The density of helium is 0.172 g/l. The density of air is 1.225 g/l. The difference between the two is helium’s lifting power; d_Air - d_He = 1.053 g/l. Converted into less civilised units, it comes out to 0.0657 lbs/ft³

Let’s run the numbers for a typical inflation subject, Nikki. Nikki’s a cheerleader so she’s quite slim, weighing in at a mere 115 pounds. She’s 5’4” and has perky B-cup breasts that she really wishes were bigger and she’s certainly impulsive enough to experiment with imprudent and unconventional means of enlarging them, possibly involving magic, experimental chemicals, and or compressed gas. But that’s for another post. What’s more relevant for now is that she also has long blonde hair, a beautiful face, and a tendency to make nasty comments to nerdy sociopaths who have access to large quantities of helium. Oops.

115 lbs/(0.0657 lbs/ft³) = 1,750.38 cubic feet.

If we were to fill Nikki with 1,800 cubic feet of helium, certainly over her strenuous and high-pitched objections, she would be a slightly buoyant sphere 15 feet in diameter.

Take a moment to contemplate how huge that is for a moment. Nikki would be towering at almost three times her normal height.

Those of you who aren’t gaping in awe about how massive Nikki has become are probably thinking “Hey, Kane, haven’t you overlooked some stuff?” And the answer, of course, is “Yes.”

First, I’m ignoring Nikki’s initial volume. That’s actually not a problem when we’re dealing with such huge volumes. In her uninflated state, Nikki takes up about two cubic feet of space. It’s negligible once Nikki’s blown up.

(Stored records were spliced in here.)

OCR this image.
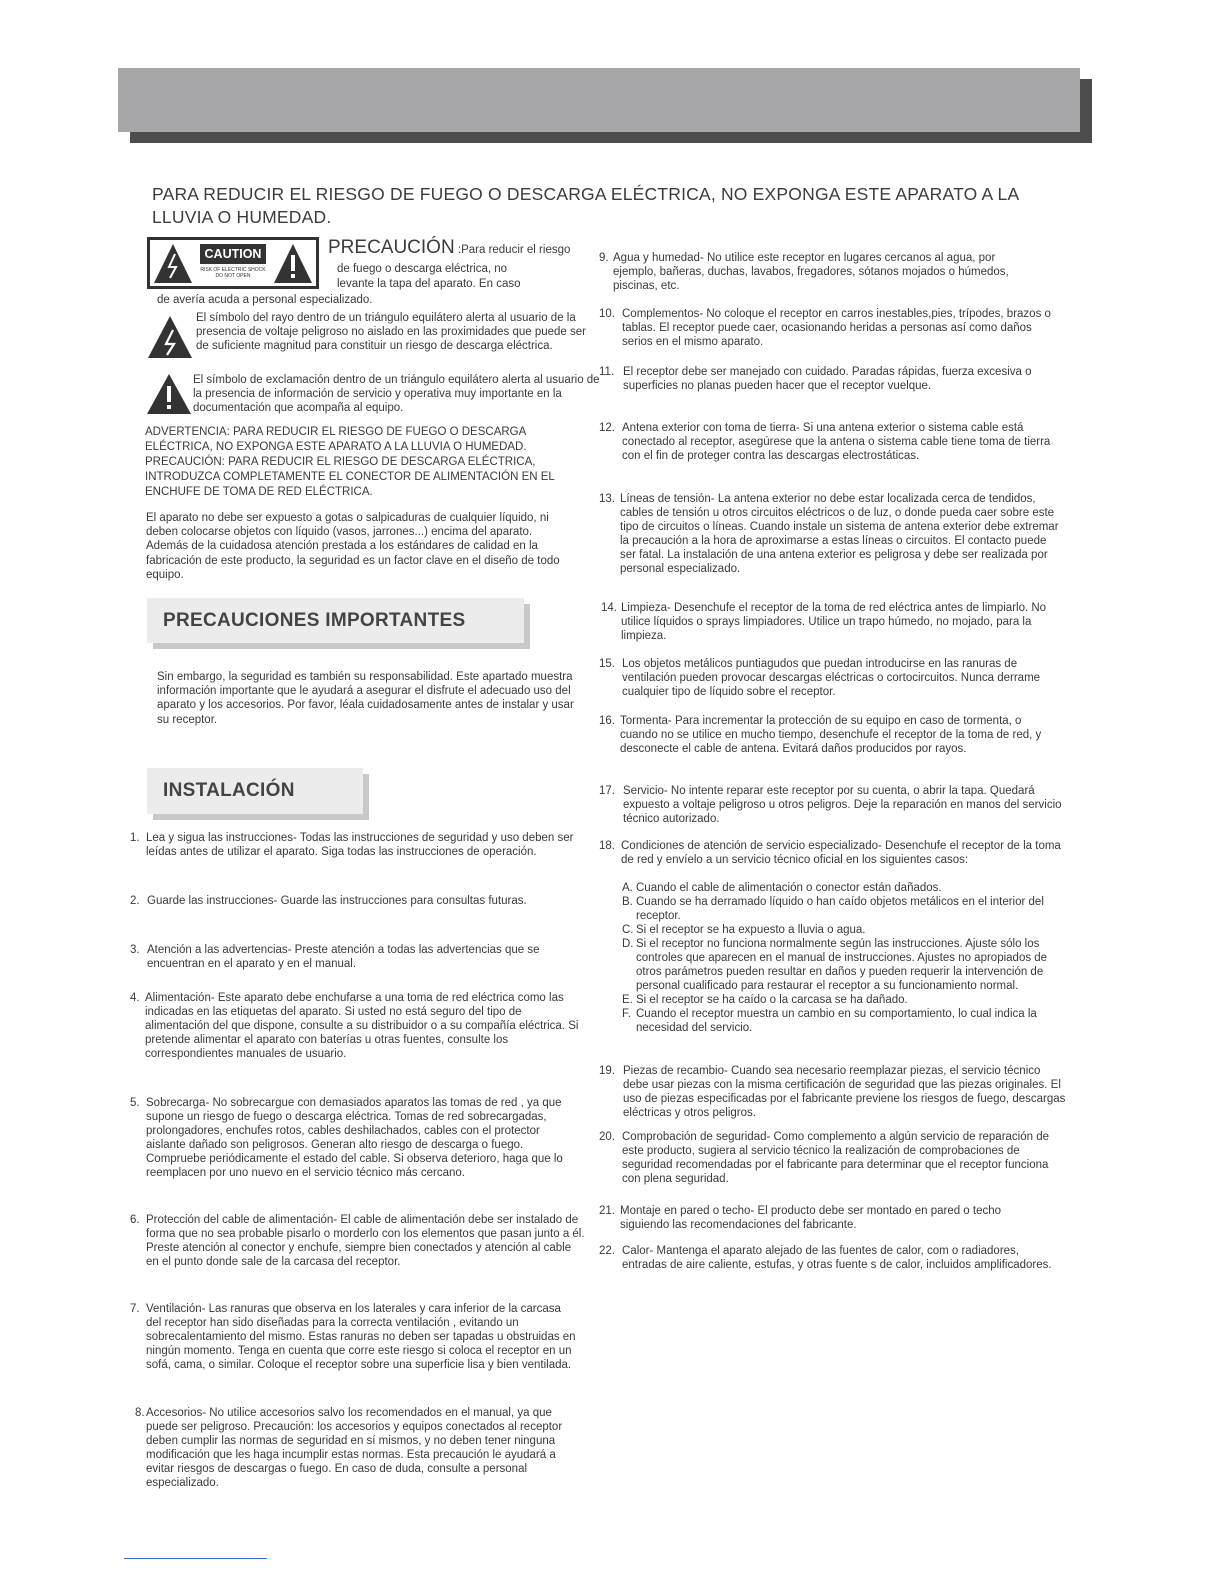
PARA REDUCIR EL RIESGO DE FUEGO O DESCARGA ELÉCTRICA, NO EXPONGA ESTE APARATO A LA LLUVIA O HUMEDAD.
CAUTION
RISK OF ELECTRIC SHOCK DO NOT OPEN
PRECAUCIÓN :Para reducir el riesgo
de fuego o descarga eléctrica, no
levante la tapa del aparato. En caso
de avería acuda a personal especializado.
El símbolo del rayo dentro de un triángulo equilátero alerta al usuario de la presencia de voltaje peligroso no aislado en las proximidades que puede ser de suficiente magnitud para constituir un riesgo de descarga eléctrica.
El símbolo de exclamación dentro de un triángulo equilátero alerta al usuario de la presencia de información de servicio y operativa muy importante en la documentación que acompaña al equipo.
ADVERTENCIA: PARA REDUCIR EL RIESGO DE FUEGO O DESCARGA ELÉCTRICA, NO EXPONGA ESTE APARATO A LA LLUVIA O HUMEDAD. PRECAUCIÓN: PARA REDUCIR EL RIESGO DE DESCARGA ELÉCTRICA, INTRODUZCA COMPLETAMENTE EL CONECTOR DE ALIMENTACIÓN EN EL ENCHUFE DE TOMA DE RED ELÉCTRICA.
El aparato no debe ser expuesto a gotas o salpicaduras de cualquier líquido, ni deben colocarse objetos con líquido (vasos, jarrones...) encima del aparato. Además de la cuidadosa atención prestada a los estándares de calidad en la fabricación de este producto, la seguridad es un factor clave en el diseño de todo equipo.
PRECAUCIONES IMPORTANTES
Sin embargo, la seguridad es también su responsabilidad. Este apartado muestra información importante que le ayudará a asegurar el disfrute el adecuado uso del aparato y los accesorios. Por favor, léala cuidadosamente antes de instalar y usar su receptor.
INSTALACIÓN
1. Lea y sigua las instrucciones- Todas las instrucciones de seguridad y uso deben ser leídas antes de utilizar el aparato. Siga todas las instrucciones de operación.
2. Guarde las instrucciones- Guarde las instrucciones para consultas futuras.
3. Atención a las advertencias- Preste atención a todas las advertencias que se encuentran en el aparato y en el manual.
4. Alimentación- Este aparato debe enchufarse a una toma de red eléctrica como las indicadas en las etiquetas del aparato. Si usted no está seguro del tipo de alimentación del que dispone, consulte a su distribuidor o a su compañía eléctrica. Si pretende alimentar el aparato con baterías u otras fuentes, consulte los correspondientes manuales de usuario.
5. Sobrecarga- No sobrecargue con demasiados aparatos las tomas de red , ya que supone un riesgo de fuego o descarga eléctrica. Tomas de red sobrecargadas, prolongadores, enchufes rotos, cables deshilachados, cables con el protector aislante dañado son peligrosos. Generan alto riesgo de descarga o fuego. Compruebe periódicamente el estado del cable. Si observa deterioro, haga que lo reemplacen por uno nuevo en el servicio técnico más cercano.
6. Protección del cable de alimentación- El cable de alimentación debe ser instalado de forma que no sea probable pisarlo o morderlo con los elementos que pasan junto a él. Preste atención al conector y enchufe, siempre bien conectados y atención al cable en el punto donde sale de la carcasa del receptor.
7. Ventilación- Las ranuras que observa en los laterales y cara inferior de la carcasa del receptor han sido diseñadas para la correcta ventilación , evitando un sobrecalentamiento del mismo. Estas ranuras no deben ser tapadas u obstruidas en ningún momento. Tenga en cuenta que corre este riesgo si coloca el receptor en un sofá, cama, o similar. Coloque el receptor sobre una superficie lisa y bien ventilada.
8. Accesorios- No utilice accesorios salvo los recomendados en el manual, ya que puede ser peligroso. Precaución: los accesorios y equipos conectados al receptor deben cumplir las normas de seguridad en sí mismos, y no deben tener ninguna modificación que les haga incumplir estas normas. Esta precaución le ayudará a evitar riesgos de descargas o fuego. En caso de duda, consulte a personal especializado.
9. Agua y humedad- No utilice este receptor en lugares cercanos al agua, por ejemplo, bañeras, duchas, lavabos, fregadores, sótanos mojados o húmedos, piscinas, etc.
10. Complementos- No coloque el receptor en carros inestables,pies, trípodes, brazos o tablas. El receptor puede caer, ocasionando heridas a personas así como daños serios en el mismo aparato.
11. El receptor debe ser manejado con cuidado. Paradas rápidas, fuerza excesiva o superficies no planas pueden hacer que el receptor vuelque.
12. Antena exterior con toma de tierra- Si una antena exterior o sistema cable está conectado al receptor, asegúrese que la antena o sistema cable tiene toma de tierra con el fin de proteger contra las descargas electrostáticas.
13. Líneas de tensión- La antena exterior no debe estar localizada cerca de tendidos, cables de tensión u otros circuitos eléctricos o de luz, o donde pueda caer sobre este tipo de circuitos o líneas. Cuando instale un sistema de antena exterior debe extremar la precaución a la hora de aproximarse a estas líneas o circuitos. El contacto puede ser fatal. La instalación de una antena exterior es peligrosa y debe ser realizada por personal especializado.
14. Limpieza- Desenchufe el receptor de la toma de red eléctrica antes de limpiarlo. No utilice líquidos o sprays limpiadores. Utilice un trapo húmedo, no mojado, para la limpieza.
15. Los objetos metálicos puntiagudos que puedan introducirse en las ranuras de ventilación pueden provocar descargas eléctricas o cortocircuitos. Nunca derrame cualquier tipo de líquido sobre el receptor.
16. Tormenta- Para incrementar la protección de su equipo en caso de tormenta, o cuando no se utilice en mucho tiempo, desenchufe el receptor de la toma de red, y desconecte el cable de antena. Evitará daños producidos por rayos.
17. Servicio- No intente reparar este receptor por su cuenta, o abrir la tapa. Quedará expuesto a voltaje peligroso u otros peligros. Deje la reparación en manos del servicio técnico autorizado.
18. Condiciones de atención de servicio especializado- Desenchufe el receptor de la toma de red y envíelo a un servicio técnico oficial en los siguientes casos:
A. Cuando el cable de alimentación o conector están dañados.
B. Cuando se ha derramado líquido o han caído objetos metálicos en el interior del receptor.
C. Si el receptor se ha expuesto a lluvia o agua.
D. Si el receptor no funciona normalmente según las instrucciones. Ajuste sólo los controles que aparecen en el manual de instrucciones. Ajustes no apropiados de otros parámetros pueden resultar en daños y pueden requerir la intervención de personal cualificado para restaurar el receptor a su funcionamiento normal.
E. Si el receptor se ha caído o la carcasa se ha dañado.
F. Cuando el receptor muestra un cambio en su comportamiento, lo cual indica la necesidad del servicio.
19. Piezas de recambio- Cuando sea necesario reemplazar piezas, el servicio técnico debe usar piezas con la misma certificación de seguridad que las piezas originales. El uso de piezas especificadas por el fabricante previene los riesgos de fuego, descargas eléctricas y otros peligros.
20. Comprobación de seguridad- Como complemento a algún servicio de reparación de este producto, sugiera al servicio técnico la realización de comprobaciones de seguridad recomendadas por el fabricante para determinar que el receptor funciona con plena seguridad.
21. Montaje en pared o techo- El producto debe ser montado en pared o techo siguiendo las recomendaciones del fabricante.
22. Calor- Mantenga el aparato alejado de las fuentes de calor, com o radiadores, entradas de aire caliente, estufas, y otras fuente s de calor, incluidos amplificadores.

But I’m also ignoring internal pressure. Since you can’t actually inflate a person to Nikki’s size in real life, how much pressure her body exerts in its attempt to return to its normal shape is up to whoever’s writing the story. The above calculation assumes that Nikki’s body isn’t offering any resistance. This is the “weather balloon” scenario; Nikki would be quite soft and squishy. But since the feeling of pressure is central to so many inflation stories, let’s explore a few other scenarios

First, the “party balloon” scenario. I could only find one experiment online where the pressure inside a latex balloon was measured as it was inflated. Right before it burst it was a pressure of about 1 psi above ambient pressure.

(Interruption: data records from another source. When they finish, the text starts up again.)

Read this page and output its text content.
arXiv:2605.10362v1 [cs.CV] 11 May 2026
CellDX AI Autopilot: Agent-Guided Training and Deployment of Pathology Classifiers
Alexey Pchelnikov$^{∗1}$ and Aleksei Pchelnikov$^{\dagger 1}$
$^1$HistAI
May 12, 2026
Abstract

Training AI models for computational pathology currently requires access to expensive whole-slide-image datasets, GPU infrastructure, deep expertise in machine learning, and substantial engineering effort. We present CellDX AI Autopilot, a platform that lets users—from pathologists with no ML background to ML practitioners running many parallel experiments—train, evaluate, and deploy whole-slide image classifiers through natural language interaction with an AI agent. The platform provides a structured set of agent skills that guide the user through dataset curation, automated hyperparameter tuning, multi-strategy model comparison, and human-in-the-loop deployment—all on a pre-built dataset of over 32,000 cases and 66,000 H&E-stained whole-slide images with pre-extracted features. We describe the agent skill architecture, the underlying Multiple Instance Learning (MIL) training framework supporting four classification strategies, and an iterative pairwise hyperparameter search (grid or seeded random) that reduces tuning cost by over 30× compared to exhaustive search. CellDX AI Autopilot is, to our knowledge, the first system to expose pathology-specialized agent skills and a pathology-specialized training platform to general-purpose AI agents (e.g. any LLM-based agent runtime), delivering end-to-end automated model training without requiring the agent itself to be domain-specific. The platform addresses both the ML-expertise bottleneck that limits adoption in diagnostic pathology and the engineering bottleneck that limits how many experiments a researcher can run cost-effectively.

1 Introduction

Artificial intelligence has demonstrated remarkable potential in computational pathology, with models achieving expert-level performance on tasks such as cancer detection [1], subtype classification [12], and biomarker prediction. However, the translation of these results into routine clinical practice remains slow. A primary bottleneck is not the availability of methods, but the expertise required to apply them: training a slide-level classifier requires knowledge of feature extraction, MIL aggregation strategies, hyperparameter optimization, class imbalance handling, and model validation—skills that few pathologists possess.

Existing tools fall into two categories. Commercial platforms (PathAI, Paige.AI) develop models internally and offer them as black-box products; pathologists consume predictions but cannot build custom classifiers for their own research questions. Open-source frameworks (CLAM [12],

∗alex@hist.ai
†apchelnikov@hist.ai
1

As helium is compressed its lifting power decreases, meaning we’ll need more of it to get Nikki off the ground. And while Nikki would definitely notice an increase in pressure of 1 psi, the effect on lift is negligible. We’d need an extra 24 cubic feet of helium to get her to neutral buoyancy. The 1800 cubic feet used in the weather balloon scenario would still be enough to get her off the ground, albeit a bit more slowly.

Let’s say Nikki fills up to the pressure of a volleyball (~4.5 psi). That still wouldn’t do much. Well, it wouldn’t have much effect on her buoyancy; I’m sure Nikki’s really feeling the pressure at this point. We’d only lose 5% of our lift. We’d need an extra 100 cubic feet of helium and Nikki would increase in diameter by about 3 inches wider to achieve neutral buoyancy.

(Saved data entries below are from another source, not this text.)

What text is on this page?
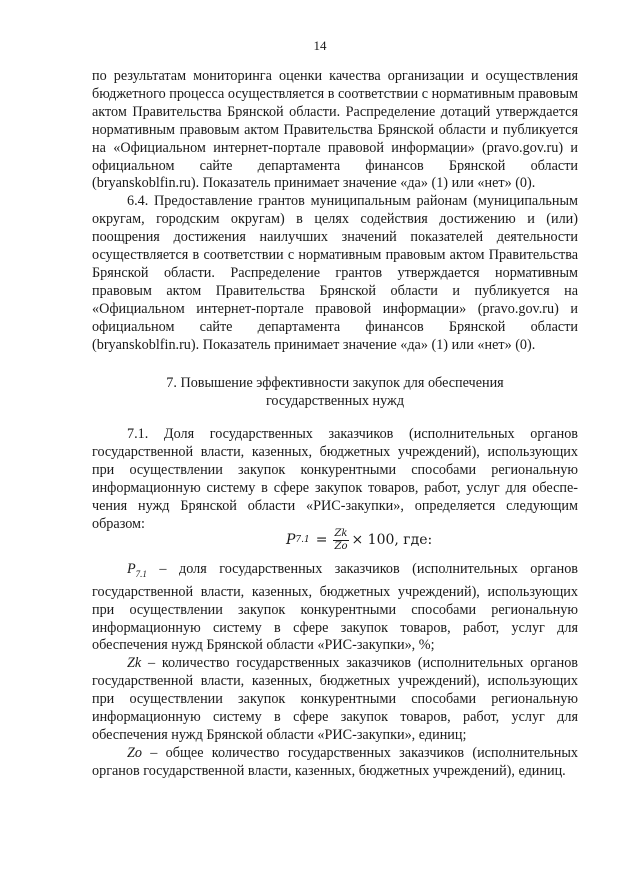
14

по результатам мониторинга оценки качества организации и осуществления бюджетного процесса осуществляется в соответствии с нормативным правовым актом Правительства Брянской области. Распределение дотаций утверждается нормативным правовым актом Правительства Брянской области и публикуется на «Официальном интернет-портале правовой информации» (pravo.gov.ru) и официальном сайте департамента финансов Брянской области (bryanskoblfin.ru). Показатель принимает значение «да» (1) или «нет» (0).

6.4. Предоставление грантов муниципальным районам (муниципальным округам, городским округам) в целях содействия достижению и (или) поощрения достижения наилучших значений показателей деятельности осуществляется в соответствии с нормативным правовым актом Правительства Брянской области. Распределение грантов утверждается нормативным правовым актом Правительства Брянской области и публикуется на «Официальном интернет-портале правовой информации» (pravo.gov.ru) и официальном сайте департамента финансов Брянской области (bryanskoblfin.ru). Показатель принимает значение «да» (1) или «нет» (0).

7. Повышение эффективности закупок для обеспечения
государственных нужд

7.1. Доля государственных заказчиков (исполнительных органов государственной власти, казенных, бюджетных учреждений), использующих при осуществлении закупок конкурентными способами региональную информационную систему в сфере закупок товаров, работ, услуг для обеспечения нужд Брянской области «РИС-закупки», определяется следующим образом:

P $7.1 = \frac{Zk}{Zo} \times 100$, где:

$P_{7.1}$ – доля государственных заказчиков (исполнительных органов государственной власти, казенных, бюджетных учреждений), использующих при осуществлении закупок конкурентными способами региональную информационную систему в сфере закупок товаров, работ, услуг для обеспечения нужд Брянской области «РИС-закупки», %;

Zk – количество государственных заказчиков (исполнительных органов государственной власти, казенных, бюджетных учреждений), использующих при осуществлении закупок конкурентными способами региональную информационную систему в сфере закупок товаров, работ, услуг для обеспечения нужд Брянской области «РИС-закупки», единиц;

Zo – общее количество государственных заказчиков (исполнительных органов государственной власти, казенных, бюджетных учреждений), единиц.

We’d need to pump Nikki up to a pretty high pressure for it to have a significant impact. At the pressure of a car tire (~ 30 psi), we lose about 30% of our lift. We’d need to fill her up with over 2600 cubic feet of pressurized helium to make her weightless. That would make her about 17 feet across and definitely give her that “look out, she’s going to explode” feeling.

And if she does blow, you’ll want her to have floated far away by then. That much gas under that much pressure will create quite an impressive boom. But for now we’ll deflate Nikki and let her get back to cheerleading practice. We may need her assistance in future writings.